Destaca-se a reprodução do caráter manicomial, de violação de direitos humanos, da ideologia privatizante e de financeirização que distorcem as leis da Reforma Psiquiátrica por interesses comerciais, utilizando os setores públicos e privado para gerar lucro às empresas de saúde e avançar o desmonte na saúde mental.
Na Plenária Livre, a mesa ressaltou, unanimemente, a importância de garantir que as conferências sejam realizadas de maneira democrática em todas as suas etapas. Assegurar a participação popular no campo da saúde mental é debater os reflexos da precarização, exploração e opressão da classe trabalhadora; isto não deve ser diferente nas instâncias deliberativas dos aparelhos de saúde pública. Ademais, a mesa destacou a importância da V CNSM e da 3ª Conferência de Saúde Mental do Estado de São Paulo, ressaltando que ambas as conferências devem garantir um posicionamento radical contra a mercantilização, contra o sucateamento das políticas de saúde e a favor da luta por uma sociedade livre de exploração e opressão.

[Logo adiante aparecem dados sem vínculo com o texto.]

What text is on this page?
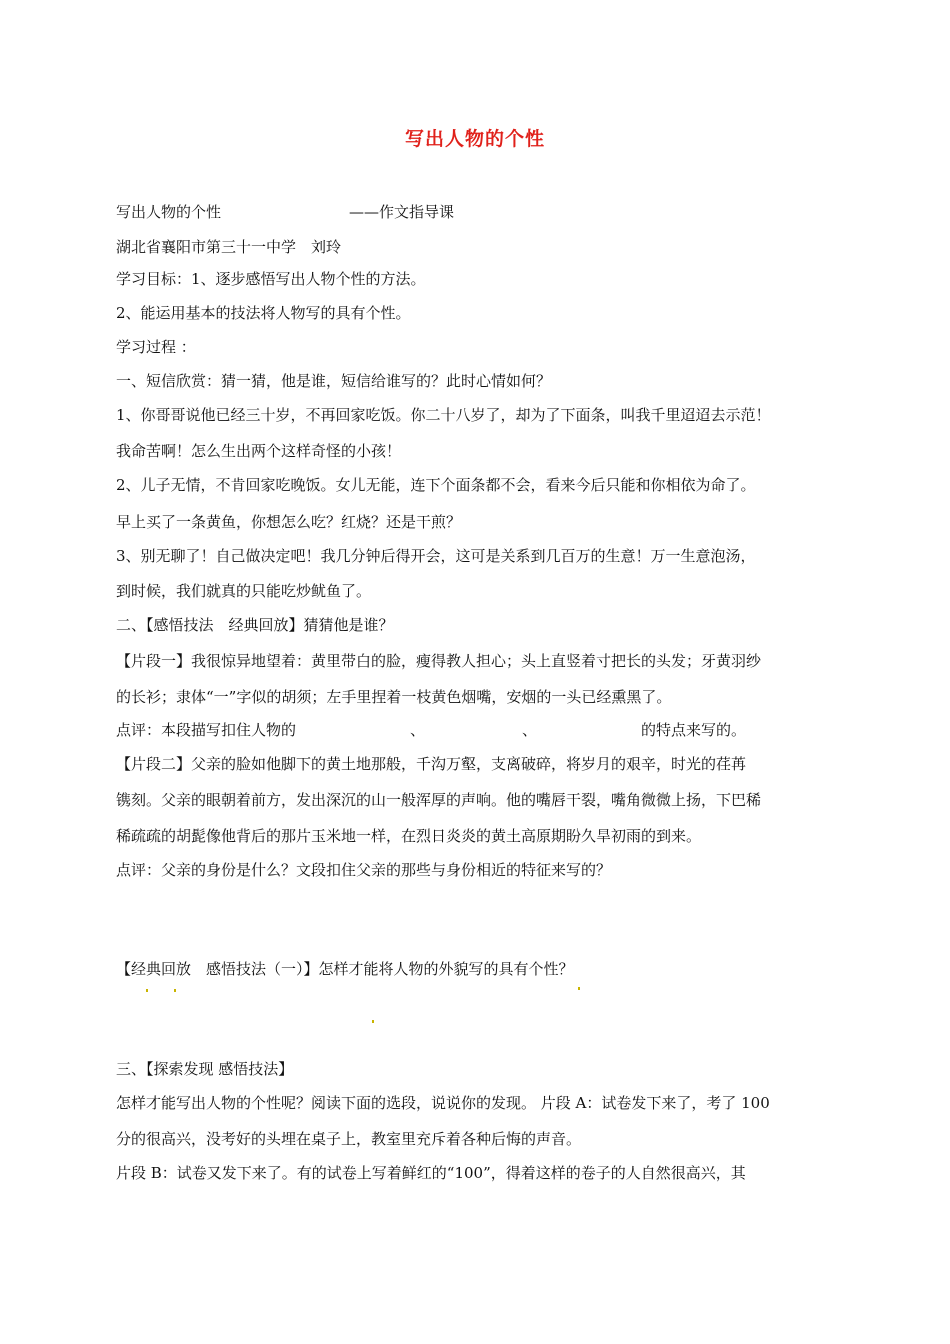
写出人物的个性
写出人物的个性	——作文指导课
湖北省襄阳市第三十一中学　刘玲
学习目标：1、逐步感悟写出人物个性的方法。
2、能运用基本的技法将人物写的具有个性。
学习过程 ：
一、短信欣赏：猜一猜，他是谁，短信给谁写的？此时心情如何？
1、你哥哥说他已经三十岁，不再回家吃饭。你二十八岁了，却为了下面条，叫我千里迢迢去示范！
我命苦啊！怎么生出两个这样奇怪的小孩！
2、儿子无情，不肯回家吃晚饭。女儿无能，连下个面条都不会，看来今后只能和你相依为命了。
早上买了一条黄鱼，你想怎么吃？红烧？还是干煎？
3、别无聊了！自己做决定吧！我几分钟后得开会，这可是关系到几百万的生意！万一生意泡汤，
到时候，我们就真的只能吃炒鱿鱼了。
二、【感悟技法　经典回放】猜猜他是谁？
【片段一】我很惊异地望着：黄里带白的脸，瘦得教人担心；头上直竖着寸把长的头发；牙黄羽纱
的长衫；隶体“一”字似的胡须；左手里捏着一枝黄色烟嘴，安烟的一头已经熏黑了。
点评：本段描写扣住人物的	、	、	的特点来写的。
【片段二】父亲的脸如他脚下的黄土地那般，千沟万壑，支离破碎，将岁月的艰辛，时光的荏苒
镌刻。父亲的眼朝着前方，发出深沉的山一般浑厚的声响。他的嘴唇干裂，嘴角微微上扬，下巴稀
稀疏疏的胡髭像他背后的那片玉米地一样，在烈日炎炎的黄土高原期盼久旱初雨的到来。
点评：父亲的身份是什么？文段扣住父亲的那些与身份相近的特征来写的？
【经典回放　感悟技法（一）】怎样才能将人物的外貌写的具有个性？
三、【探索发现 感悟技法】
怎样才能写出人物的个性呢？阅读下面的选段，说说你的发现。 片段 A：试卷发下来了，考了 100
分的很高兴，没考好的头埋在桌子上，教室里充斥着各种后悔的声音。
片段 B：试卷又发下来了。有的试卷上写着鲜红的“100”，得着这样的卷子的人自然很高兴，其
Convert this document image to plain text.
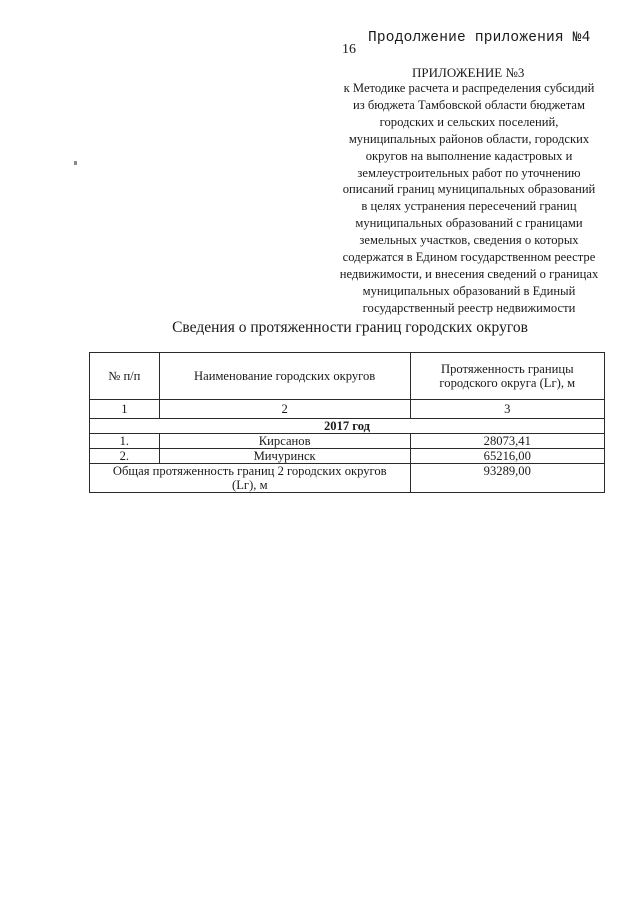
Продолжение приложения №4
16
ПРИЛОЖЕНИЕ №3
к Методике расчета и распределения субсидий
из бюджета Тамбовской области бюджетам
городских и сельских поселений,
муниципальных районов области, городских
округов на выполнение кадастровых и
землеустроительных работ по уточнению
описаний границ муниципальных образований
в целях устранения пересечений границ
муниципальных образований с границами
земельных участков, сведения о которых
содержатся в Едином государственном реестре
недвижимости, и внесения сведений о границах
муниципальных образований в Единый
государственный реестр недвижимости
Сведения о протяженности границ городских округов
№ п/п	Наименование городских округов	Протяженность границы
городского округа (Lг), м

1	2	3
2017 год		
1.	Кирсанов	28073,41
2.	Мичуринск	65216,00

Общая протяженность границ 2 городских округов
(Lг), м		93289,00
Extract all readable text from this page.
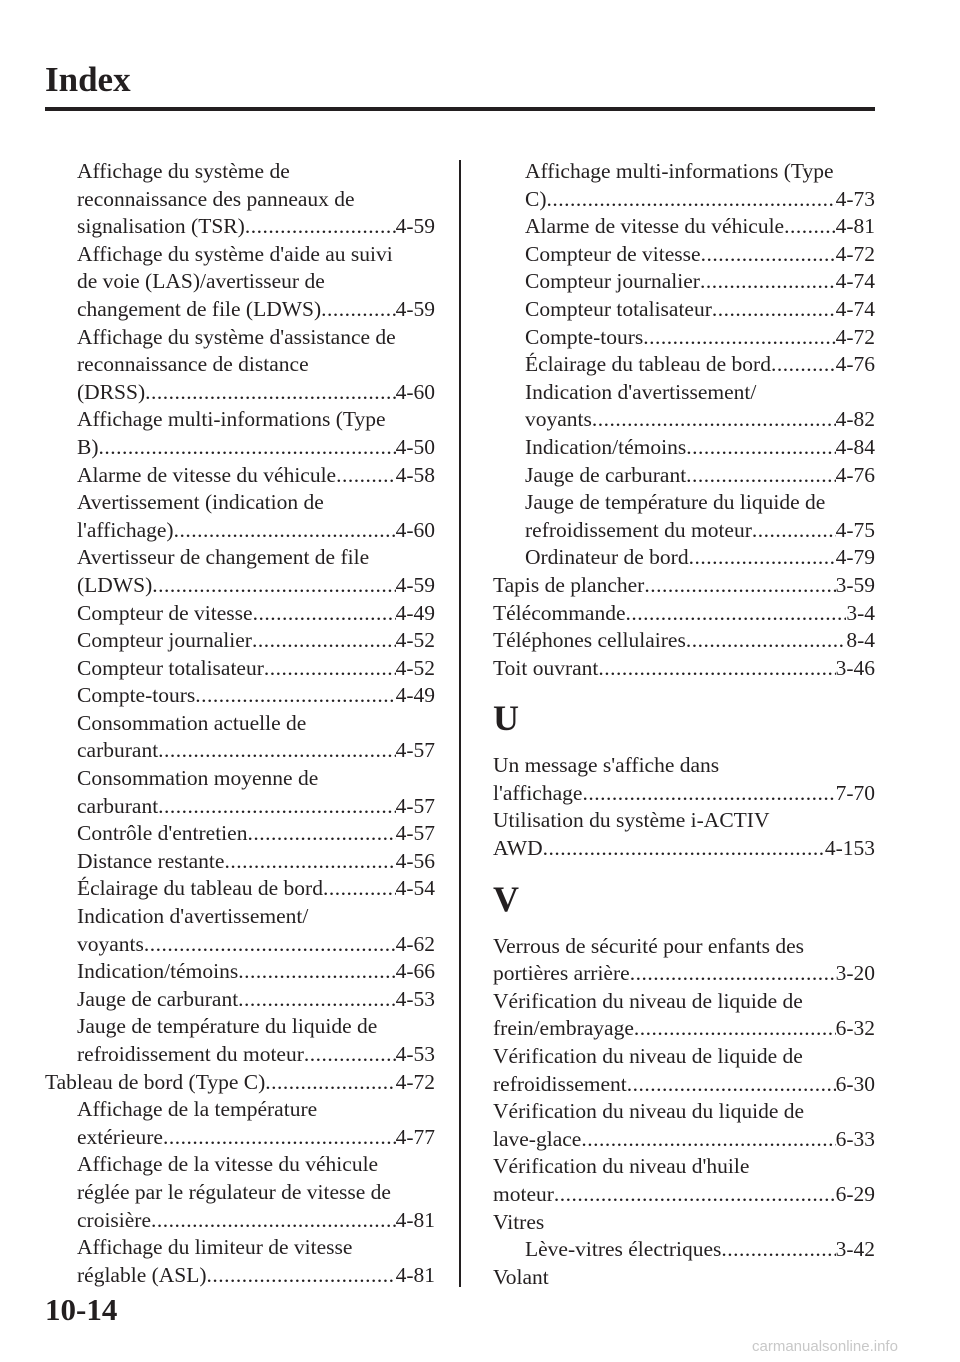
Index
Affichage du système de
reconnaissance des panneaux de
signalisation (TSR) .....	4-59
Affichage du système d'aide au suivi
de voie (LAS)/avertisseur de
changement de file (LDWS) .....	4-59
Affichage du système d'assistance de
reconnaissance de distance
(DRSS) .....	4-60
Affichage multi-informations (Type
B) .....	4-50
Alarme de vitesse du véhicule .....	4-58
Avertissement (indication de
l'affichage) .....	4-60
Avertisseur de changement de file
(LDWS) .....	4-59
Compteur de vitesse .....	4-49
Compteur journalier .....	4-52
Compteur totalisateur .....	4-52
Compte-tours .....	4-49
Consommation actuelle de
carburant .....	4-57
Consommation moyenne de
carburant .....	4-57
Contrôle d'entretien .....	4-57
Distance restante .....	4-56
Éclairage du tableau de bord .....	4-54
Indication d'avertissement/
voyants .....	4-62
Indication/témoins .....	4-66
Jauge de carburant .....	4-53
Jauge de température du liquide de
refroidissement du moteur .....	4-53
Tableau de bord (Type C) .....	4-72
Affichage de la température
extérieure .....	4-77
Affichage de la vitesse du véhicule
réglée par le régulateur de vitesse de
croisière .....	4-81
Affichage du limiteur de vitesse
réglable (ASL) .....	4-81
Affichage multi-informations (Type
C) .....	4-73
Alarme de vitesse du véhicule ..... 4-81
Compteur de vitesse .....	4-72
Compteur journalier .....	4-74
Compteur totalisateur .....	4-74
Compte-tours .....	4-72
Éclairage du tableau de bord .....	4-76
Indication d'avertissement/
voyants .....	4-82
Indication/témoins .....	4-84
Jauge de carburant .....	4-76
Jauge de température du liquide de
refroidissement du moteur .....	4-75
Ordinateur de bord .....	4-79
Tapis de plancher .....	3-59
Télécommande .....	3-4
Téléphones cellulaires .....	8-4
Toit ouvrant .....	3-46
U
Un message s'affiche dans
l'affichage .....	7-70
Utilisation du système i-ACTIV
AWD .....	4-153
V
Verrous de sécurité pour enfants des
portières arrière .....	3-20
Vérification du niveau de liquide de
frein/embrayage .....	6-32
Vérification du niveau de liquide de
refroidissement .....	6-30
Vérification du niveau du liquide de
lave-glace .....	6-33
Vérification du niveau d'huile
moteur .....	6-29
Vitres
Lève-vitres électriques .....	3-42
Volant
10-14
carmanualsonline.info
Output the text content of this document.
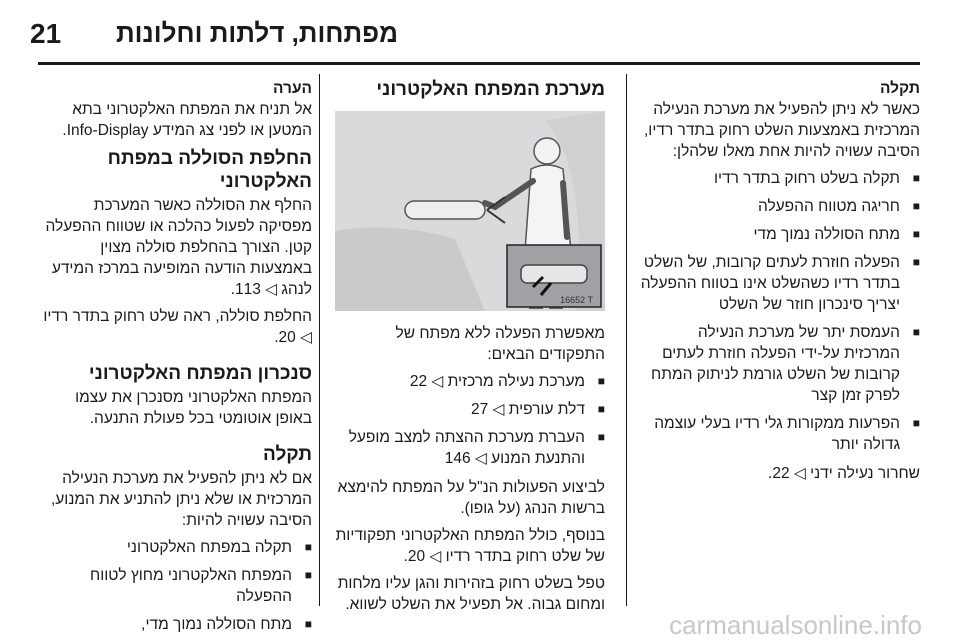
21 מפתחות, דלתות וחלונות
תקלה

כאשר לא ניתן להפעיל את מערכת הנעילה המרכזית באמצעות השלט רחוק בתדר רדיו, הסיבה עשויה להיות אחת מאלו שלהלן:

■ תקלה בשלט רחוק בתדר רדיו
■ חריגה מטווח ההפעלה
■ מתח הסוללה נמוך מדי
■ הפעלה חוזרת לעתים קרובות, של השלט בתדר רדיו כשהשלט אינו בטווח ההפעלה יצריך סינכרון חוזר של השלט
■ העמסת יתר של מערכת הנעילה המרכזית על-ידי הפעלה חוזרת לעתים קרובות של השלט גורמת לניתוק המתח לפרק זמן קצר
■ הפרעות ממקורות גלי רדיו בעלי עוצמה גדולה יותר

שחרור נעילה ידני ◁ 22.

מערכת המפתח האלקטרוני
16652 T

מאפשרת הפעלה ללא מפתח של התפקודים הבאים:

■ מערכת נעילה מרכזית ◁ 22
■ דלת עורפית ◁ 27
■ העברת מערכת ההצתה למצב מופעל והתנעת המנוע ◁ 146

לביצוע הפעולות הנ"ל על המפתח להימצא ברשות הנהג (על גופו).

בנוסף, כולל המפתח האלקטרוני תפקודיות של שלט רחוק בתדר רדיו ◁ 20.

טפל בשלט רחוק בזהירות והגן עליו מלחות ומחום גבוה. אל תפעיל את השלט לשווא.

הערה

אל תניח את המפתח האלקטרוני בתא המטען או לפני צג המידע Info-Display.

החלפת הסוללה במפתח האלקטרוני

החלף את הסוללה כאשר המערכת מפסיקה לפעול כהלכה או שטווח ההפעלה קטן. הצורך בהחלפת סוללה מצוין באמצעות הודעה המופיעה במרכז המידע לנהג ◁ 113.

החלפת סוללה, ראה שלט רחוק בתדר רדיו ◁ 20.

סנכרון המפתח האלקטרוני

המפתח האלקטרוני מסנכרן את עצמו באופן אוטומטי בכל פעולת התנעה.

תקלה

אם לא ניתן להפעיל את מערכת הנעילה המרכזית או שלא ניתן להתניע את המנוע, הסיבה עשויה להיות:

■ תקלה במפתח האלקטרוני
■ המפתח האלקטרוני מחוץ לטווח ההפעלה
■ מתח הסוללה נמוך מדי,	carmanualsonline.info
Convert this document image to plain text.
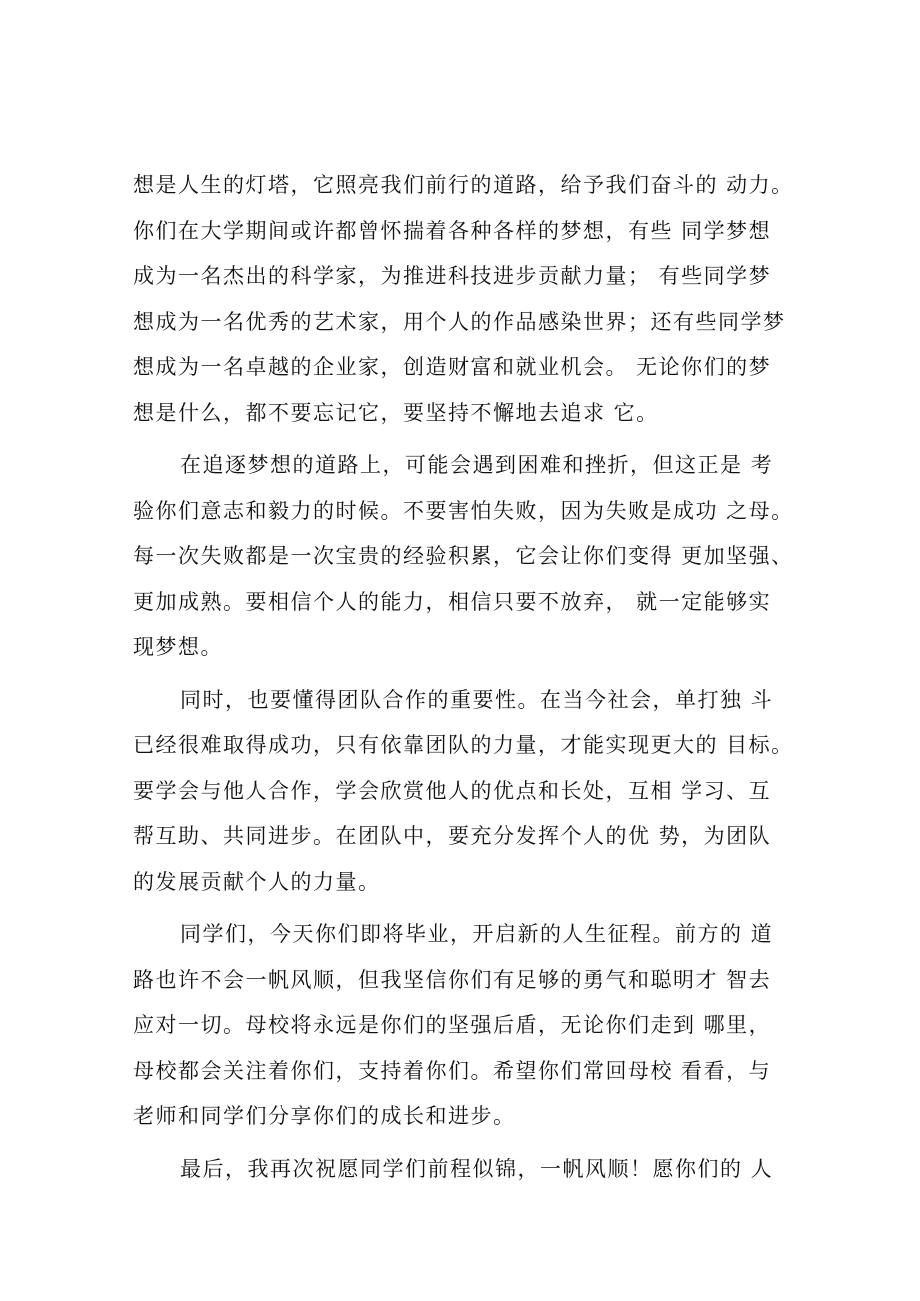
想是人生的灯塔，它照亮我们前行的道路，给予我们奋斗的 动力。
你们在大学期间或许都曾怀揣着各种各样的梦想，有些 同学梦想
成为一名杰出的科学家，为推进科技进步贡献力量； 有些同学梦
想成为一名优秀的艺术家，用个人的作品感染世界；还有些同学梦
想成为一名卓越的企业家，创造财富和就业机会。 无论你们的梦
想是什么，都不要忘记它，要坚持不懈地去追求 它。
在追逐梦想的道路上，可能会遇到困难和挫折，但这正是 考
验你们意志和毅力的时候。不要害怕失败，因为失败是成功 之母。
每一次失败都是一次宝贵的经验积累，它会让你们变得 更加坚强、
更加成熟。要相信个人的能力，相信只要不放弃， 就一定能够实
现梦想。
同时，也要懂得团队合作的重要性。在当今社会，单打独 斗
已经很难取得成功，只有依靠团队的力量，才能实现更大的 目标。
要学会与他人合作，学会欣赏他人的优点和长处，互相 学习、互
帮互助、共同进步。在团队中，要充分发挥个人的优 势，为团队
的发展贡献个人的力量。
同学们，今天你们即将毕业，开启新的人生征程。前方的 道
路也许不会一帆风顺，但我坚信你们有足够的勇气和聪明才 智去
应对一切。母校将永远是你们的坚强后盾，无论你们走到 哪里，
母校都会关注着你们，支持着你们。希望你们常回母校 看看，与
老师和同学们分享你们的成长和进步。
最后，我再次祝愿同学们前程似锦，一帆风顺！愿你们的 人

Uma das organizadoras do evento, Elaine Dias Vasconcelos, Assistente Social do Centro de Atenção Psicossocial (CAPS) Adulto e integrante do FPLAM, relatou a importância da plenária para discutir a política de saúde mental de maneira crítica. Também ressaltou que as conferências, apesar de serem um espaço institucional e, portanto, muitas vezes burocráticas e centralizadas em poucos grupos, foram uma conquista do SUS enquanto instrumento de luta. Deve-se resgatar seu caráter popular, especialmente no atual cenário de intensos ataques aos direitos da classe trabalhadora. Atentando-se ao caráter social e material do sofrimento psíquico, Elaine completa: “O modo de produção capitalista produz sofrimento e diversas formas de manicômios”.
Em entrevista com Maurina Moraes Alves (51), mãe de uma das crianças que frequentam o Centro de Atenção Psicossocial Infanto Juvenil (CAPS IJ), convidada pelos profissionais para estar lá com seu filho representando o segmento de usuários dos serviços, ela relatou que achou muito proveitoso o espaço enquanto usuária, pois é uma discussão em prol dos mesmos, e que almeja ver mais usuários presentes no debate nas conferências. Relatou também as dificuldades enfrentadas com a precarização da saúde e principalmente das Unidades Básicas de Saúde (UBS). Ainda referente ao cenário atual dos desmontes na saúde mental, completou: “Mesmo não entendendo as leis, vivenciamos diretamente os acontecimentos dentro da área. Temos que lutar, mas todos presentes sabem que no cenário que nossa política está no momento, dificulta qualquer coisa, até mesmo um debate democrático”.
Com isso, é essencial que os indivíduos em sofrimento psíquico que acessam os serviços estejam debatendo em conjunto com os profissionais, coletivos e movimentos de luta para garantir um espaço de resistência contra a ideologia manicomial em todos os setores da sociedade capitalista, entendendo que a luta antimanicomial é uma luta por uma nova sociedade livre de exploração e aprisionamento de nossos corpos.